August 17, 2023 · 2 min · 360 words · Sukai Huang | Submit a report

Table of Contents

Summary of paper
Major comments

[TOC]

Title: Reward Machines for High Level Task Specification and Decomposition in Reinforcement Learning
Author: Rodrigo Toro Icarte et. al.
Publish Year: PMLR 2018
Review Date: Thu, Aug 17, 2023
url: http://proceedings.mlr.press/v80/icarte18a/icarte18a.pdf

Summary of paper

Motivation

proposing a reward machine while exposing reward function structure to the learner and supporting decomposition.

Contribution

in contrast to hierarchical RL methods which might converge to suboptimal policies. We prove that QRM is guaranteed to converge to an optimal policy in the tabular case.

Some key terms

intro

there is less reason to hide the reward function from the agent.
this work our method is able to reward behaviours to varying degrees in manners that cannot be expressed by previous approaches.
- i.e., reward the behaviours in advanced way

reward machine

a RM allows for composing different reward functions in flexible ways, including concatenations, loops and conditional rules.
after every transition, the reward machine output the reward function the agent should use at that time.
the author claim that the structure of RM can give agent knowledge that the problem consists of multiple stages and thus can use the information to decompose the task.

Q-learning for reward machines (QRM)

can exploit a reward machine’s internal structure to decompose the problem and thereby improving sample efficiency.
it uses q learning to update each sub-task policy in parallel.
we show that QRM is guaranteed to converge to an optimal policy in the tabular case.

Bellman equation

Reward machine for task specification

The intuition is that the agent will be rewarded by different reward functions at different times, depending on the transitions made in the RM.

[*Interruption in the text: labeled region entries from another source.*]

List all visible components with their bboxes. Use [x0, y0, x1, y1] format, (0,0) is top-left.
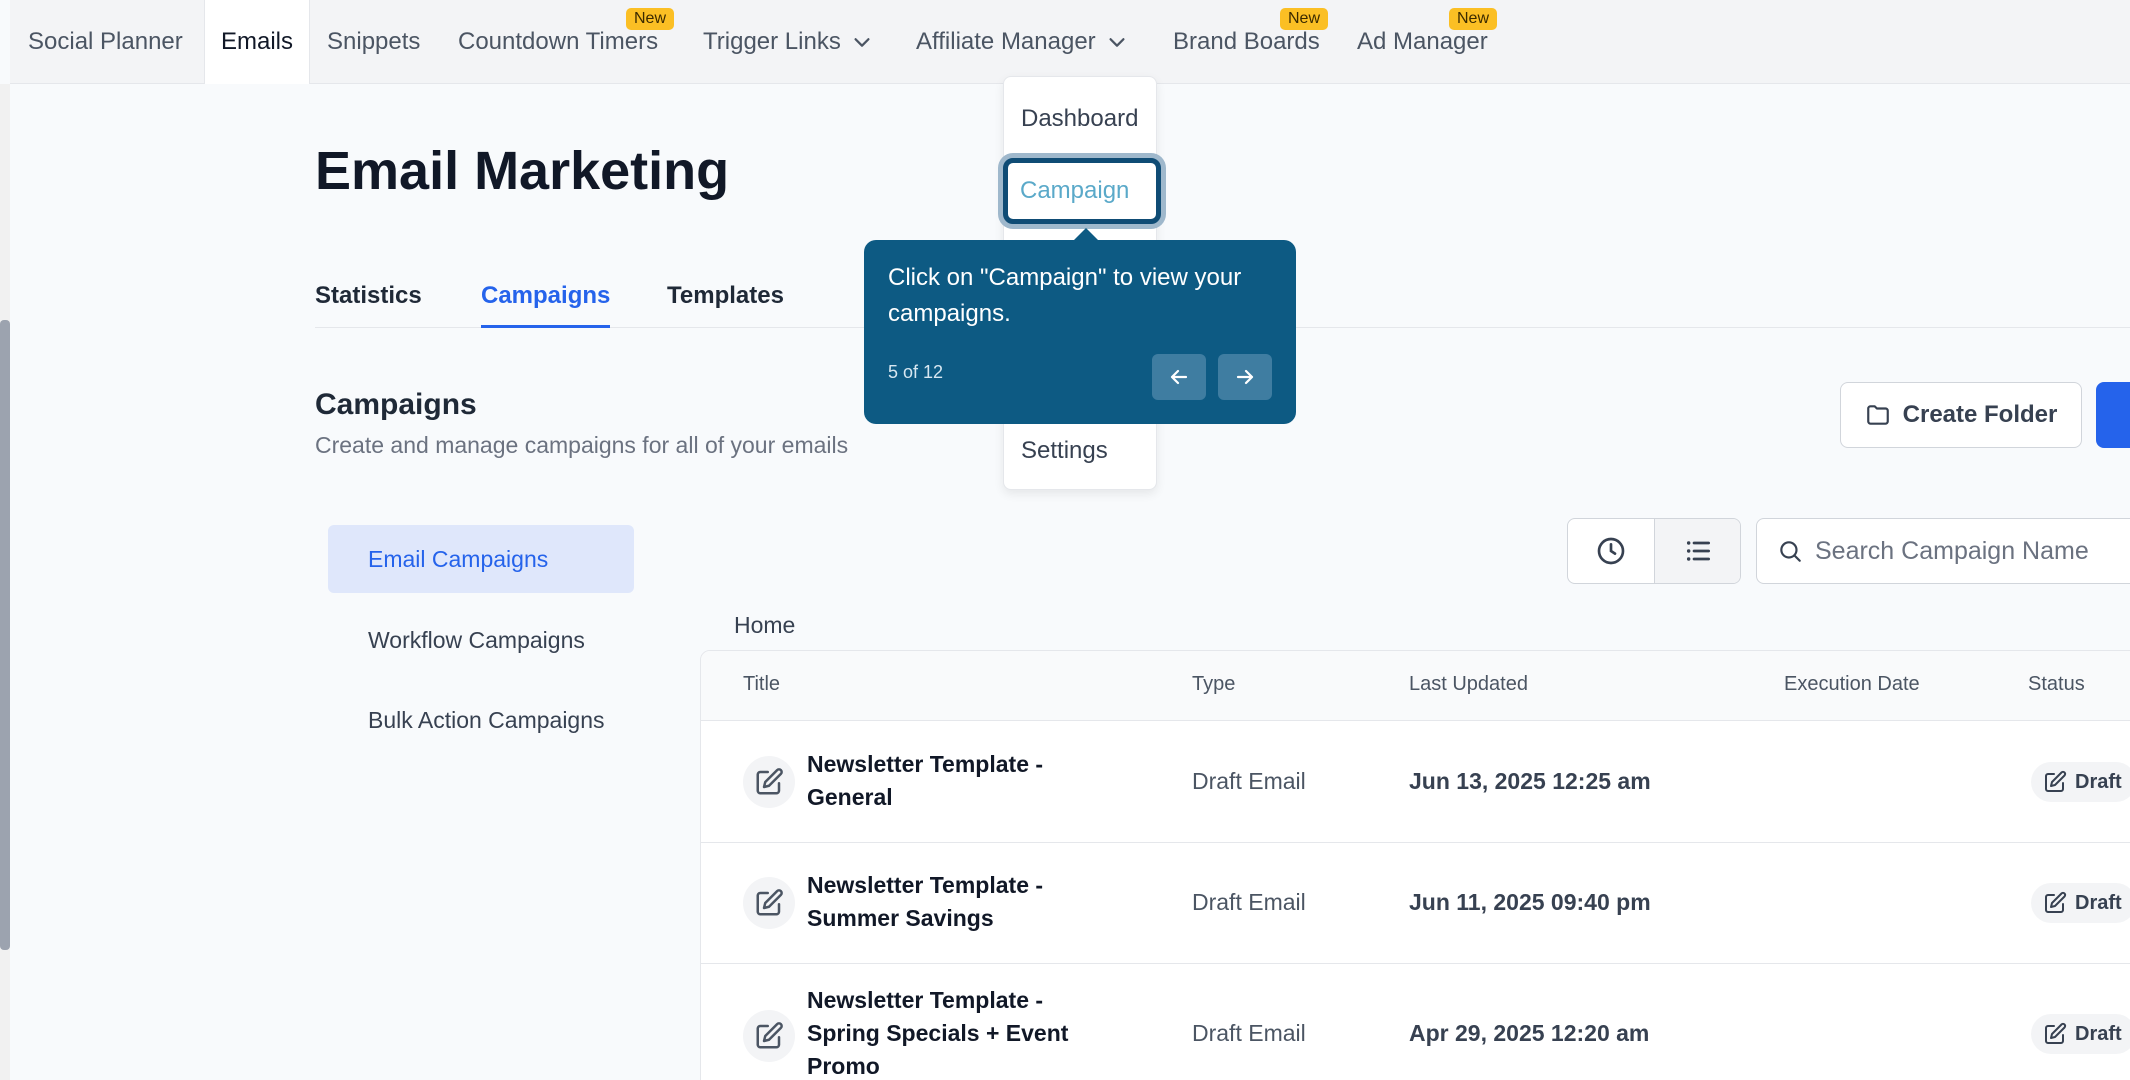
table-row[interactable]: Newsletter Template - Summer Savings Dra…	[701, 843, 2130, 964]
tooltip-step-counter: 5 of 12	[888, 362, 944, 382]
campaign-title-line: Summer Savings	[807, 905, 994, 931]
sidebar-item-email-campaigns[interactable]: Email Campaigns	[328, 525, 634, 593]
column-header-last-updated: Last Updated	[1409, 673, 1528, 695]
dropdown-item-settings[interactable]: Settings	[1021, 437, 1108, 465]
campaign-last-updated: Jun 13, 2025 12:25 am	[1409, 768, 1651, 794]
section-title: Campaigns	[315, 388, 477, 421]
campaigns-table: Title Type Last Updated Execution Date S…	[700, 650, 2130, 1080]
edit-icon	[2045, 891, 2067, 913]
tooltip-next-button[interactable]	[1218, 354, 1272, 400]
folder-icon	[1866, 405, 1889, 425]
status-badge: Draft	[2031, 883, 2130, 923]
chevron-down-icon	[854, 38, 870, 47]
edit-icon[interactable]	[743, 1010, 795, 1062]
campaign-title-line: Spring Specials + Event	[807, 1020, 1069, 1046]
campaign-title-line: Promo	[807, 1053, 880, 1079]
campaign-title-line: Newsletter Template -	[807, 987, 1044, 1013]
nav-label: Ad Manager	[1357, 28, 1488, 55]
search-input[interactable]	[1815, 536, 2130, 566]
campaign-last-updated: Jun 11, 2025 09:40 pm	[1409, 889, 1651, 915]
campaign-title-line: General	[807, 784, 893, 810]
clock-icon	[1597, 537, 1625, 565]
nav-item-social-planner[interactable]: Social Planner	[28, 0, 183, 84]
campaign-title[interactable]: Newsletter Template - General	[807, 748, 1107, 814]
dropdown-item-label: Campaign	[1020, 177, 1130, 204]
sidebar-item-label: Email Campaigns	[368, 545, 549, 572]
nav-label: Emails	[220, 28, 293, 55]
nav-label: Countdown Timers	[458, 28, 659, 55]
new-badge: New	[1280, 8, 1329, 30]
page-title: Email Marketing	[315, 141, 730, 201]
campaign-type: Draft Email	[1192, 889, 1306, 915]
column-header-title: Title	[743, 673, 781, 695]
nav-label: Trigger Links	[703, 28, 841, 55]
edit-icon[interactable]	[743, 877, 795, 929]
recent-view-button[interactable]	[1568, 519, 1654, 583]
tooltip-prev-button[interactable]	[1152, 354, 1206, 400]
guide-tooltip: Click on "Campaign" to view your campaig…	[864, 228, 1296, 424]
vertical-scrollbar[interactable]	[0, 320, 10, 950]
list-icon	[1686, 541, 1710, 561]
sidebar-item-label: Workflow Campaigns	[368, 626, 585, 653]
nav-item-snippets[interactable]: Snippets	[327, 0, 420, 84]
new-badge: New	[1449, 8, 1498, 30]
new-campaign-button[interactable]	[2096, 382, 2130, 448]
nav-label: Snippets	[327, 28, 421, 55]
table-row[interactable]: Newsletter Template - Spring Specials + …	[701, 964, 2130, 1080]
status-label: Draft	[2075, 891, 2122, 914]
campaign-last-updated: Apr 29, 2025 12:20 am	[1409, 1020, 1650, 1046]
status-label: Draft	[2075, 770, 2122, 793]
nav-label: Affiliate Manager	[916, 28, 1096, 55]
section-subtitle: Create and manage campaigns for all of y…	[315, 432, 849, 458]
tab-statistics[interactable]: Statistics	[315, 282, 422, 328]
tooltip-message: Click on "Campaign" to view your campaig…	[888, 264, 1242, 327]
chevron-down-icon	[1109, 38, 1125, 47]
nav-item-trigger-links[interactable]: Trigger Links	[703, 0, 873, 84]
edit-icon	[2045, 770, 2067, 792]
edit-icon[interactable]	[743, 756, 795, 808]
dropdown-item-campaign[interactable]: Campaign	[1003, 158, 1161, 224]
breadcrumb[interactable]: Home	[734, 612, 795, 639]
column-header-type: Type	[1192, 673, 1236, 695]
table-row[interactable]: Newsletter Template - General Draft Emai…	[701, 722, 2130, 843]
campaign-title-line: Newsletter Template -	[807, 872, 1044, 898]
dropdown-item-dashboard[interactable]: Dashboard	[1021, 105, 1138, 133]
campaign-type: Draft Email	[1192, 1020, 1306, 1046]
sidebar-item-bulk-action-campaigns[interactable]: Bulk Action Campaigns	[328, 686, 634, 754]
nav-item-affiliate-manager[interactable]: Affiliate Manager	[916, 0, 1128, 84]
sidebar-item-workflow-campaigns[interactable]: Workflow Campaigns	[328, 606, 634, 674]
status-label: Draft	[2075, 1022, 2122, 1045]
campaign-title[interactable]: Newsletter Template - Summer Savings	[807, 869, 1107, 935]
campaign-type: Draft Email	[1192, 768, 1306, 794]
arrow-left-icon	[1170, 369, 1188, 385]
edit-icon	[2045, 1022, 2067, 1044]
status-badge: Draft	[2031, 762, 2130, 802]
nav-item-emails[interactable]: Emails	[204, 0, 310, 84]
status-badge: Draft	[2031, 1014, 2130, 1054]
campaign-title[interactable]: Newsletter Template - Spring Specials + …	[807, 984, 1127, 1080]
view-toggle	[1567, 518, 1741, 584]
create-folder-label: Create Folder	[1902, 401, 2058, 428]
new-badge: New	[626, 8, 675, 30]
arrow-right-icon	[1236, 369, 1254, 385]
top-navigation: Social Planner Emails Snippets Countdown…	[10, 0, 2130, 84]
list-view-button[interactable]	[1654, 519, 1740, 583]
tab-templates[interactable]: Templates	[667, 282, 784, 328]
campaign-title-line: Newsletter Template -	[807, 751, 1044, 777]
nav-label: Social Planner	[28, 28, 183, 55]
column-header-execution-date: Execution Date	[1784, 673, 1920, 695]
search-icon	[1780, 541, 1801, 562]
column-header-status: Status	[2028, 673, 2085, 695]
search-box	[1756, 518, 2130, 584]
create-folder-button[interactable]: Create Folder	[1840, 382, 2082, 448]
table-header: Title Type Last Updated Execution Date S…	[701, 651, 2130, 721]
tab-campaigns[interactable]: Campaigns	[481, 282, 611, 328]
nav-label: Brand Boards	[1173, 28, 1320, 55]
tooltip-arrow	[1074, 228, 1098, 240]
sidebar-item-label: Bulk Action Campaigns	[368, 706, 605, 733]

definition of reward machine

definition of simple reward machine
- the reward only relies on the internal state of RM rather than the transitions in the world.
Limitation
- the RM has a clear understanding about the when the world state transits to their targeted high-level ones.
- a ground-truth labelling function

A posible solution for LRS

we need different q functions – meaning different sub policies

Major comments

it is still very challenging to think about how to ground this method to simulated Atari games where there is no prepared labelling function for you.